No. 74 (2026): Número en curso
Articles

Expressivists Beware—Moral Judgments Do Not Aim at a Deflationary Truth

Rodrigo Valencia-Pacheco
University of Leeds

Published 2025-09-30

Keywords

  • expressivism,
  • interpretationism,
  • deflationism,
  • metaethics,
  • moral beliefs,
  • aiming at truth,
  • propositional attitudes,
  • non-representational belief,
  • desire-like state,
  • Brown
  • ...More
    Less

How to Cite

Valencia-Pacheco, R. (2025). Expressivists Beware—Moral Judgments Do Not Aim at a Deflationary Truth. Tópicos, Revista De Filosofía, 74, 45-64. https://doi.org/10.21555/top.v740.3093

Abstract

Brown (2022) has recently argued that metaethical expressivists should adopt an interpretationist account of propositional attitudes. Expressivism has traditionally been the view that moral judgments are best understood as desire-like states with a primarily practical function of guiding and producing actions.
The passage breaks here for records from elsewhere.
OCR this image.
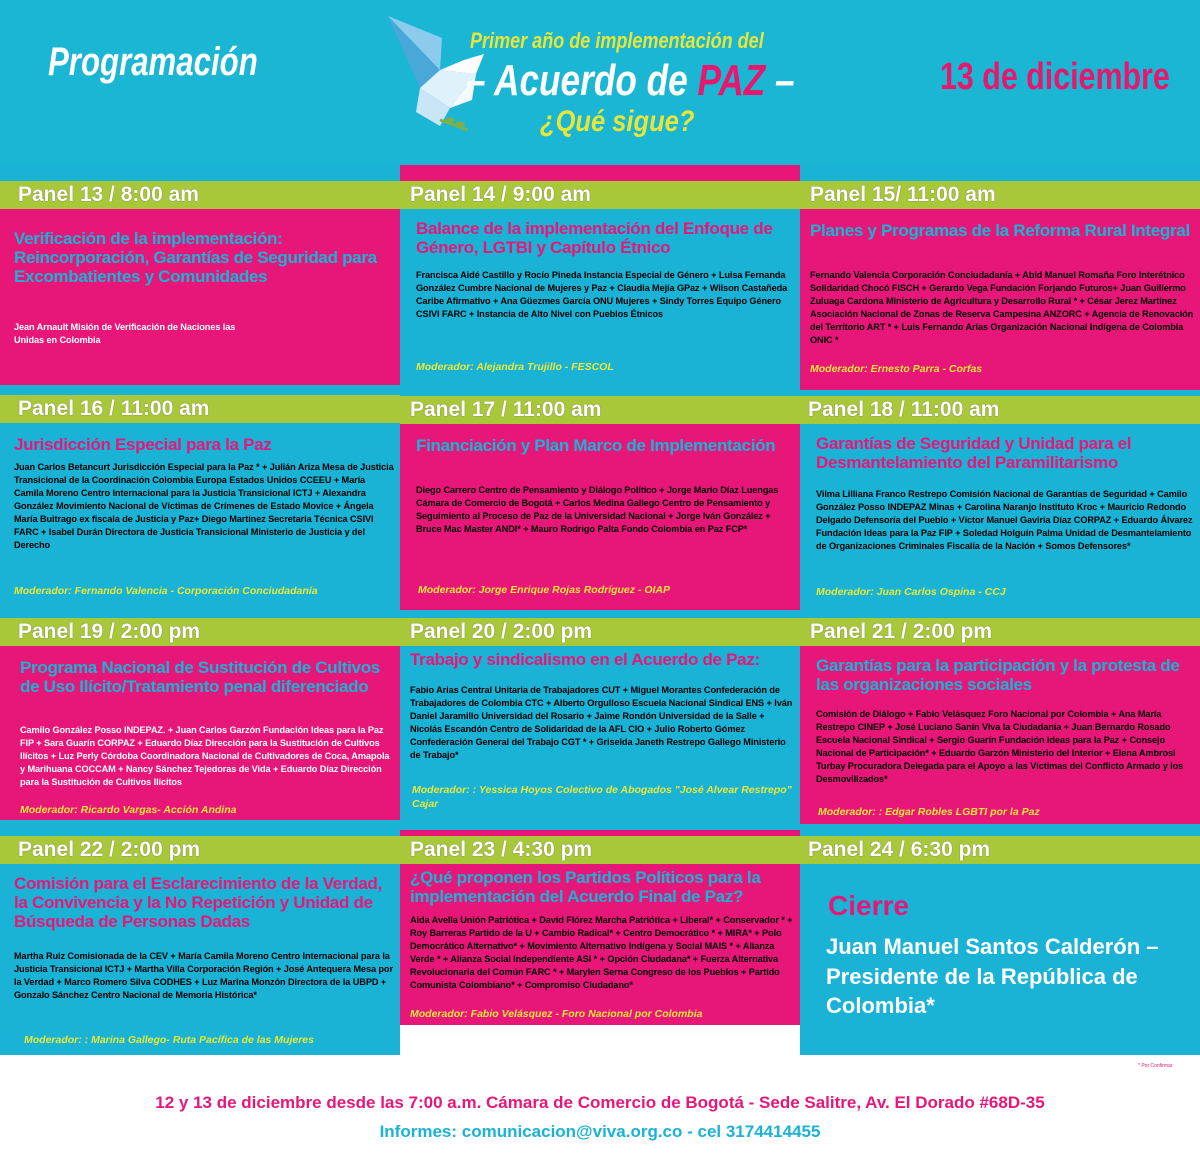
Programación	Primer año de implementación del
– Acuerdo de PAZ –
¿Qué sigue?
13 de diciembre
Panel 13 / 8:00 am
Verificación de la implementación: Reincorporación, Garantías de Seguridad para Excombatientes y Comunidades
Jean Arnault Misión de Verificación de Naciones las Unidas en Colombia
Panel 16 / 11:00 am
Jurisdicción Especial para la Paz
Juan Carlos Betancurt Jurisdicción Especial para la Paz * + Julián Ariza Mesa de Justicia Transicional de la Coordinación Colombia Europa Estados Unidos CCEEU + María Camila Moreno Centro Internacional para la Justicia Transicional ICTJ + Alexandra González Movimiento Nacional de Víctimas de Crímenes de Estado Movice + Ángela María Buitrago ex fiscala de Justicia y Paz+ Diego Martínez Secretaria Técnica CSIVI FARC + Isabel Durán Directora de Justicia Transicional Ministerio de Justicia y del Derecho
Moderador: Fernando Valencia - Corporación Conciudadanía
Panel 19 / 2:00 pm
Programa Nacional de Sustitución de Cultivos de Uso Ilícito/Tratamiento penal diferenciado
Camilo González Posso INDEPAZ. + Juan Carlos Garzón Fundación Ideas para la Paz FIP + Sara Guarín CORPAZ + Eduardo Díaz Dirección para la Sustitución de Cultivos Ilícitos + Luz Perly Córdoba Coordinadora Nacional de Cultivadores de Coca, Amapola y Marihuana COCCAM + Nancy Sánchez Tejedoras de Vida + Eduardo Díaz Dirección para la Sustitución de Cultivos Ilícitos
Moderador: Ricardo Vargas- Acción Andina
Panel 22 / 2:00 pm
Comisión para el Esclarecimiento de la Verdad, la Convivencia y la No Repetición y Unidad de Búsqueda de Personas Dadas
Martha Ruiz Comisionada de la CEV + María Camila Moreno Centro Internacional para la Justicia Transicional ICTJ + Martha Villa Corporación Región + José Antequera Mesa por la Verdad + Marco Romero Silva CODHES + Luz Marina Monzón Directora de la UBPD + Gonzalo Sánchez Centro Nacional de Memoria Histórica*
Moderador: : Marina Gallego- Ruta Pacífica de las Mujeres
Panel 14 / 9:00 am
Balance de la implementación del Enfoque de Género, LGTBI y Capítulo Étnico
Francisca Aidé Castillo y Rocío Pineda Instancia Especial de Género + Luisa Fernanda González Cumbre Nacional de Mujeres y Paz + Claudia Mejía GPaz + Wilson Castañeda Caribe Afirmativo + Ana Güezmes García ONU Mujeres + Sindy Torres Equipo Género CSIVI FARC + Instancia de Alto Nivel con Pueblos Étnicos
Moderador: Alejandra Trujillo - FESCOL
Panel 17 / 11:00 am
Financiación y Plan Marco de Implementación
Diego Carrero Centro de Pensamiento y Diálogo Político + Jorge Mario Díaz Luengas Cámara de Comercio de Bogotá + Carlos Medina Gallego Centro de Pensamiento y Seguimiento al Proceso de Paz de la Universidad Nacional + Jorge Iván González + Bruce Mac Master ANDI* + Mauro Rodrigo Palta Fondo Colombia en Paz FCP*
Moderador: Jorge Enrique Rojas Rodríguez - OIAP
Panel 20 / 2:00 pm
Trabajo y sindicalismo en el Acuerdo de Paz:
Fabio Arias Central Unitaria de Trabajadores CUT + Miguel Morantes Confederación de Trabajadores de Colombia CTC + Alberto Orgulloso Escuela Nacional Sindical ENS + Iván Daniel Jaramillo Universidad del Rosario + Jaime Rondón Universidad de la Salle + Nicolás Escandón Centro de Solidaridad de la AFL CIO + Julio Roberto Gómez Confederación General del Trabajo CGT * + Griselda Janeth Restrepo Gallego Ministerio de Trabajo*
Moderador: : Yessica Hoyos Colectivo de Abogados "José Alvear Restrepo" Cajar
Panel 23 / 4:30 pm
¿Qué proponen los Partidos Políticos para la implementación del Acuerdo Final de Paz?
Aida Avella Unión Patriótica + David Flórez Marcha Patriótica + Liberal* + Conservador * + Roy Barreras Partido de la U + Cambio Radical* + Centro Democrático * + MIRA* + Polo Democrático Alternativo* + Movimiento Alternativo Indígena y Social MAIS * + Alianza Verde * + Alianza Social Independiente ASI * + Opción Ciudadana* + Fuerza Alternativa Revolucionaria del Común FARC * + Marylen Serna Congreso de los Pueblos + Partido Comunista Colombiano* + Compromiso Ciudadano*
Moderador: Fabio Velásquez - Foro Nacional por Colombia
Panel 15/ 11:00 am
Planes y Programas de la Reforma Rural Integral
Fernando Valencia Corporación Conciudadanía + Abid Manuel Romaña Foro Interétnico Solidaridad Chocó FISCH + Gerardo Vega Fundación Forjando Futuros+ Juan Guillermo Zuluaga Cardona Ministerio de Agricultura y Desarrollo Rural * + César Jerez Martínez Asociación Nacional de Zonas de Reserva Campesina ANZORC + Agencia de Renovación del Territorio ART * + Luis Fernando Arias Organización Nacional Indígena de Colombia ONIC *
Moderador: Ernesto Parra - Corfas
Panel 18 / 11:00 am
Garantías de Seguridad y Unidad para el Desmantelamiento del Paramilitarismo
Vilma Lilliana Franco Restrepo Comisión Nacional de Garantías de Seguridad + Camilo González Posso INDEPAZ Minas + Carolina Naranjo Instituto Kroc + Mauricio Redondo Delgado Defensoría del Pueblo + Víctor Manuel Gaviria Díaz CORPAZ + Eduardo Álvarez Fundación Ideas para la Paz FIP + Soledad Holguín Palma Unidad de Desmantelamiento de Organizaciones Criminales Fiscalía de la Nación + Somos Defensores*
Moderador: Juan Carlos Ospina - CCJ
Panel 21 / 2:00 pm
Garantías para la participación y la protesta de las organizaciones sociales
Comisión de Diálogo + Fabio Velásquez Foro Nacional por Colombia + Ana María Restrepo CINEP + José Luciano Sanín Viva la Ciudadanía + Juan Bernardo Rosado Escuela Nacional Sindical + Sergio Guarín Fundación Ideas para la Paz + Consejo Nacional de Participación* + Eduardo Garzón Ministerio del Interior + Elena Ambrosi Turbay Procuradora Delegada para el Apoyo a las Víctimas del Conflicto Armado y los Desmovilizados*
Moderador: : Edgar Robles LGBTI por la Paz
Panel 24 / 6:30 pm
Cierre
Juan Manuel Santos Calderón – Presidente de la República de Colombia*
* Por Confirmar
12 y 13 de diciembre desde las 7:00 a.m. Cámara de Comercio de Bogotá - Sede Salitre, Av. El Dorado #68D-35
Informes: comunicacion@viva.org.co - cel 3174414455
Most problems for expressivists, however, come from the fact that moral judgments have many belief-like properties: being truth evaluable, epistemically evaluable, embeddable in complex truth-functional constructions, etc. By adopting Brown’s proposal, expressivists would avoid several of these problems since they could claim that moral judgments are just beliefs but of a non-representational variety. In this article, I argue that, while promising, this view has a substantial problem. A crucial element of the rationalising interpretation is that beliefs are governed by a norm of aiming at truth. But contrary to what Brown suggests, deflationist accounts of truth cannot help expressivists explain why moral judgments are also subject to this norm.